Ulusal basın kuruluşlarında daha ziyade siyasal ve ekonomik grupların oluşturduğu baskı gruplarının etkisi hissedilirken, Yerel basın toplumsal yüzeyin her noktası ile yüzleşmek zorunda kalıyor. Sosyal gruplar ve kişiler, rahatsızlık duydukları haberler konusunda, zaman zaman basın kuruluşlarının bağımsızlığına müdahale anlamına gelen davranışlardan çekinmezken, bir yandan bilgiye ulaşmaya ve yaymaya çalışan basın kuruluşları, bir yandan da müdahalelere karşı bağımsızlığını korumaya çalışıyor.

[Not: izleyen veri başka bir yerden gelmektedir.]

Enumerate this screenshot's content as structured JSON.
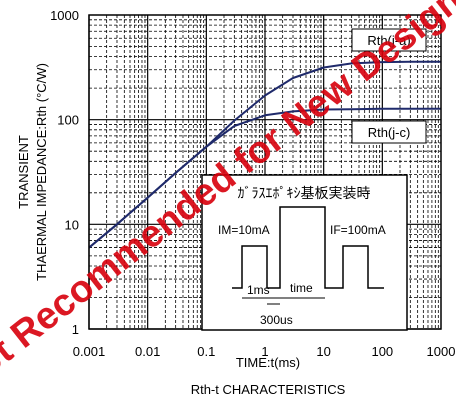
{
  "chart_data": {
    "type": "line",
    "title": "Rth-t CHARACTERISTICS",
    "xlabel": "TIME:t(ms)",
    "ylabel_line1": "TRANSIENT",
    "ylabel_line2": "THAERMAL IMPEDANCE:Rth (°C/W)",
    "xscale": "log",
    "yscale": "log",
    "xlim": [
      0.001,
      1000
    ],
    "ylim": [
      1,
      1000
    ],
    "x_ticks": [
      "0.001",
      "0.01",
      "0.1",
      "1",
      "10",
      "100",
      "1000"
    ],
    "y_ticks": [
      "1",
      "10",
      "100",
      "1000"
    ],
    "grid": true,
    "series": [
      {
        "name": "Rth(j-a)",
        "x": [
          0.001,
          0.003,
          0.01,
          0.03,
          0.1,
          0.3,
          1,
          3,
          10,
          30,
          100,
          300,
          1000
        ],
        "y": [
          6,
          10,
          18,
          31,
          55,
          98,
          170,
          250,
          315,
          345,
          355,
          358,
          358
        ]
      },
      {
        "name": "Rth(j-c)",
        "x": [
          0.001,
          0.003,
          0.01,
          0.03,
          0.1,
          0.3,
          1,
          3,
          10,
          30,
          100,
          300,
          1000
        ],
        "y": [
          6,
          10,
          18,
          31,
          55,
          87,
          110,
          120,
          125,
          126,
          127,
          127,
          127
        ]
      }
    ],
    "inset": {
      "title": "ｶﾞﾗｽｴﾎﾟｷｼ基板実装時",
      "im_label": "IM=10mA",
      "if_label": "IF=100mA",
      "ms_label": "1ms",
      "time_label": "time",
      "us_label": "300us"
    },
    "watermark": "Not Recommended for New Design"
  },
  "colors": {
    "curve": "#1f2a6b",
    "grid": "#000000",
    "watermark": "#d8000c"
  }
}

Düzce Basın Birliği Başkanı Tuncay Türkgülü, yasanın basın özgürlüğünün sınırlarını belirlediğini, ancak haber üretme, yorumlama ve yayma gibi konularda özgürlük sağladığını belirtirken, yasada da belirtildiği gibi, basın özgürlüğünün, demokratik toplumun gereklerine uygun bir şekilde kollanılmasının esas olduğunu söyledi.

Türkgülü, Basın özgürlüğünün Demokratik özgürlüklerin tam olarak var olabildiği ortamlarda mümkün olduğunu, vatandaşların görüşlerini ifade etmekten çekindiği bir ortamda, basının ne kadar özgür olduğunun tartışmalı olduğunu da dile getirdi.